Avvenire, 6 novembre 2022
La chiesa dei neocatecumenali in Bahrein
Che il Cammino neocatecumenale sia una presenza importante in Bahrein è facile capirlo guardando l’interno della Cattedrale di Nostra Signora d’Arabia ad Awali, dove il Papa ha presieduto l’incontro ecumenico e la preghiera per la pace venerdì pomeriggio. Si tratta della chiesa costruita sui 9mila metri quadrati di terreno donati dal re del Bahrein e la cui estetica è eloquente: è stata progettata da un gruppo di architetti guidati da Mattia del Prete, stretto collaboratore di Kiko Argüello, co-iniziatore del Cammino neocatecumenale, e lo stesso Kiko ha dato la sua assai riconoscibile consulenza artistica. «Siamo in quest’area da otto anni, in particolare siamo presenti in Kuwait, Bahrein, Qatar ed Emirati Arabi» spiega don Rino Rossi, coordinatore dei Neocatecumenali nel Golfo Persico, «siamo qui grazie all’opera di quel grande vescovo e missionario che è stato Camillo Ballin, che ha guidato il vicariato apostolico dell’Arabia settentrionale fino alla sua prematura scomparsa due anni fa. Monsignor Ballin, comboniano, aveva conosciuto il Cammino neocatecumenale negli anni in cui era stato parroco al Cairo. Aveva visto i frutti di questa proposta cristiana e quando era stato chiamato a lavorare come pastore nella Penisola Arabica aveva pensato che il Cammino potesse essere efficace in quel contesto».
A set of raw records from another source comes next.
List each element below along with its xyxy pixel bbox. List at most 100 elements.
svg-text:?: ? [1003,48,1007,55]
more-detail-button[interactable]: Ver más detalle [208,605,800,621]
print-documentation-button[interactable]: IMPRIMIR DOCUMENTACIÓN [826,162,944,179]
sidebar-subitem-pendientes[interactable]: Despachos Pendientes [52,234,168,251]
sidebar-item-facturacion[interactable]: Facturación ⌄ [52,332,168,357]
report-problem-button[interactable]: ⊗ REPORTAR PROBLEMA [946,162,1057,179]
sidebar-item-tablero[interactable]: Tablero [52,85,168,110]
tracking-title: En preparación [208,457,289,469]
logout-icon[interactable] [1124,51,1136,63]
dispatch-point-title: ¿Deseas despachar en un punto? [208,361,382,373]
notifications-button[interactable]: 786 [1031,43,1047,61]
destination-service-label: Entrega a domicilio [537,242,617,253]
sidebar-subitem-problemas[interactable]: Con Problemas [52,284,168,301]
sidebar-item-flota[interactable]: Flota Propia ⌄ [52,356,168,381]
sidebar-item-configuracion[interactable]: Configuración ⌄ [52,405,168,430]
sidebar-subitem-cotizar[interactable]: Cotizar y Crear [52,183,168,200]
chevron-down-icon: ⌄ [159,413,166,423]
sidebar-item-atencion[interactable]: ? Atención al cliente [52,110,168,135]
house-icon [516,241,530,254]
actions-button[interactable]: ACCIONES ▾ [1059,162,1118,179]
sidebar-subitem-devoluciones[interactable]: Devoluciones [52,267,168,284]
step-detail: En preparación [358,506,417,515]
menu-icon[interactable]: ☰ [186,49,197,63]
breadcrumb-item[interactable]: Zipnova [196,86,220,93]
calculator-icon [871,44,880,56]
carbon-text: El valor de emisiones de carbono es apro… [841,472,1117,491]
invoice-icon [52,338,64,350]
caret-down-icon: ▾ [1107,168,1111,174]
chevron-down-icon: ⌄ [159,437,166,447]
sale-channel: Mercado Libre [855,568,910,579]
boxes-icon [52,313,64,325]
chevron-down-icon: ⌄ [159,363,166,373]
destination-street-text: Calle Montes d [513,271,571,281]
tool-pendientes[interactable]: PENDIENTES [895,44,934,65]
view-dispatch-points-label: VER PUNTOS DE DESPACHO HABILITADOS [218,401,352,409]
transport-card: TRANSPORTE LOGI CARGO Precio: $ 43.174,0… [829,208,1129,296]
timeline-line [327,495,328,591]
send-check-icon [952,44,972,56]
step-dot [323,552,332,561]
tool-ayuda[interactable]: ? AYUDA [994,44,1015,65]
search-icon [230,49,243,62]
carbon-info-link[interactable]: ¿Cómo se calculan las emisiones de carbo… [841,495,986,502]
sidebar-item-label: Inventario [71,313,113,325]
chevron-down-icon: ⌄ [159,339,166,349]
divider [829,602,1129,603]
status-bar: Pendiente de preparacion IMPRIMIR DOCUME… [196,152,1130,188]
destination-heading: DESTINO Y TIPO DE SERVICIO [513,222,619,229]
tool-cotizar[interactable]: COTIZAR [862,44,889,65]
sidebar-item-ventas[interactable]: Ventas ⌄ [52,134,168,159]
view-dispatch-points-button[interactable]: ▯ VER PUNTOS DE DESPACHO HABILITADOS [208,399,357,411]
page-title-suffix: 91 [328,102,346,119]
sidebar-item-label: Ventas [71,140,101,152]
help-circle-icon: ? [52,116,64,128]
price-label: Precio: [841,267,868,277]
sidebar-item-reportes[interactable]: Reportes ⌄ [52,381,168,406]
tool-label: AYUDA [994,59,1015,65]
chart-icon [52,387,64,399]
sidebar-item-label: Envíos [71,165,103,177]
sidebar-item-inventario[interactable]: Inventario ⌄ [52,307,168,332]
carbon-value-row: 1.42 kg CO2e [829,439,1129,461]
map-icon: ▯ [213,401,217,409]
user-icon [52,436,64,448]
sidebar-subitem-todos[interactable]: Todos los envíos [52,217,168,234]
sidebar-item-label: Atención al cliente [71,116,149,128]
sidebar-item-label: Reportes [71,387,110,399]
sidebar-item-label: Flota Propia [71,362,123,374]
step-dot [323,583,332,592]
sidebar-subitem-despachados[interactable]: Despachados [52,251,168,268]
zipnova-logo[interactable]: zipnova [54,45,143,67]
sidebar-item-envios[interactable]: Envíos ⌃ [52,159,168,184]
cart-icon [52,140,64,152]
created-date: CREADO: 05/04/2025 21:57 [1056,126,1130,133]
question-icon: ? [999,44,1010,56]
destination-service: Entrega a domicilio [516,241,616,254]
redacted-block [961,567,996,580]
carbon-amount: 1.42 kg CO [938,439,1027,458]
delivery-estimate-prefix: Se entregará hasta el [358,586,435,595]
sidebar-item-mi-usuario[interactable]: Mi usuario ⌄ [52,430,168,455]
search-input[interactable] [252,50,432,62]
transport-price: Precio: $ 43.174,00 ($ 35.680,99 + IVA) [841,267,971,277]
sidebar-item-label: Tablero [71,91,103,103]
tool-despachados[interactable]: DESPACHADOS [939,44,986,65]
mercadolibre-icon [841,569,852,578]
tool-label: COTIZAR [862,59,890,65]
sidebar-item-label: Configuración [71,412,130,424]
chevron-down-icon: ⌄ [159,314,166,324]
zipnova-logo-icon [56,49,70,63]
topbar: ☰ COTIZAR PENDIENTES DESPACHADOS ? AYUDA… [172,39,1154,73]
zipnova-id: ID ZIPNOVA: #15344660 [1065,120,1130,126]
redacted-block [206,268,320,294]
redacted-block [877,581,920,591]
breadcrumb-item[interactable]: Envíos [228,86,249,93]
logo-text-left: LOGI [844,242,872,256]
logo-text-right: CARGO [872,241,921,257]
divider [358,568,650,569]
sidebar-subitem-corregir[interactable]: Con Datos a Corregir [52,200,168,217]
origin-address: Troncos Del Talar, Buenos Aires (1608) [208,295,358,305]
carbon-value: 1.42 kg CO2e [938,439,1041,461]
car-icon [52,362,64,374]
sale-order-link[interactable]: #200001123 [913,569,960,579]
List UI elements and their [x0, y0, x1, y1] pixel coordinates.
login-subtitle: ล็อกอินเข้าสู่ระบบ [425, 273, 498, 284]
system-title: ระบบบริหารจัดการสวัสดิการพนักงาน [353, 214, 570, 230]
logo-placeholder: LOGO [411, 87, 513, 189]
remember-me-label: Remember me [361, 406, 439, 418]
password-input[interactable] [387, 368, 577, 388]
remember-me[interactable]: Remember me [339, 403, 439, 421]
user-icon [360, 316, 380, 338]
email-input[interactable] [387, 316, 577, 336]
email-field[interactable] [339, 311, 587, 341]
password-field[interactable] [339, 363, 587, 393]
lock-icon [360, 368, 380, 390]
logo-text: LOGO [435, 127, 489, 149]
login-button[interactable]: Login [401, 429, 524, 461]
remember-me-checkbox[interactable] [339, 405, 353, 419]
La gratitudine verso l’opera di Ballin affiora continuamente parlando con i cattolici presenti in Bahrein. «Io sono originario di Treviso e lui era padovano, io sono del 1951 e lui era del 1944, ci univa il nostro essere veneti e pressapoco della stessa generazione – continua il suo ricordo don Rossi – da giovani abbiamo preso strade molto diverse, per poi trovarci insieme in questo angolo di modo. Io sono partito nel 1974 per l’America Latina come laico del Cammino neocatecumenale, sono stato in Repubblica Dominicana, Costa Rica, Panama, Haiti, poi sono tornato a Roma per diventare sacerdote. Ballin, quando stava per finire la formazione nei comboniani e gli avevano chiesto in che zona volesse essere inviato, aveva indicato senza esitazione i Paesi arabi. Sognava le terre della prima predicazione cristiana e quelle in cui san Daniele Comboni si era più speso come il Sudan, dove visse diversi anni. L’esperienza più lunga la fece comunque in Egitto. Imparò presto e molto bene l’arabo e questo gli permise, anche da vicario apostolico, di muoversi abilmente e di farsi apprezzare per la sua saggezza e la sua cultura. Divenne veramente amico del re del Bahrein e la donazione del terreno per la Cattedrale,
un gesto unico, lo dimostra».
Anche don Rossi come altri sottolinea lo spirito di tolleranza e gli agi del Bahrein «è un Paese con un tenore di vita alto anche se non come negli Emirati; tantissimi arrivano qui dall’Arabia Saudita nel fine settimana perché trovano uno stile più rilassato» – che però cela «catacombe di sofferenza» fra quanti arrivano dall’estero per lavorare: «Ci sono uomini che stanno qui anche 20 anni vedendo le loro famiglie solo 20 giorni all’anno in estate. Ci sono situazioni di sradicamento che espongono a tanti pericoli. Non pensi che sia una società più protetta rispetto all’Italia. La droga c’è anche qui, c’è di tutto, i vizi oggi sono globalizzati. Noi come Cammino neocatecumenale cerchiamo di offrire una presenza cristiana che sia di ancoraggio per la fede e per la vita. Abbiamo comunità composte da italiani, indiani, libanesi, pakistani... veramente variegate. In questo mi sembra che la Chiesa in Bahrein, come negli altri Paesi del Golfo Persico, sia un laboratorio per il futuro. Anche in Europa avremo Chiese sempre più plasmate dalle migrazioni e in contesti non cristiani».
Don Rino pensa con gratitudine al Papa e al rapporto che sta coltivando con le massime autorità islamiche e i regnanti arabi: «San Francesco otto secoli fa andò a San Giovanni d’Acri e poi a Damietta per incontrare il sultano. Era un momento molto complicato, la quinta crociata, uno scontro in atto tra occidente e oriente. Ma Francesco colpì il sultano per la sua umiltà, per il suo avanzare scalzo nel nome del Signore. Oggi il Papa che porta lo stesso nome sembra seguire quell’esempio con successo».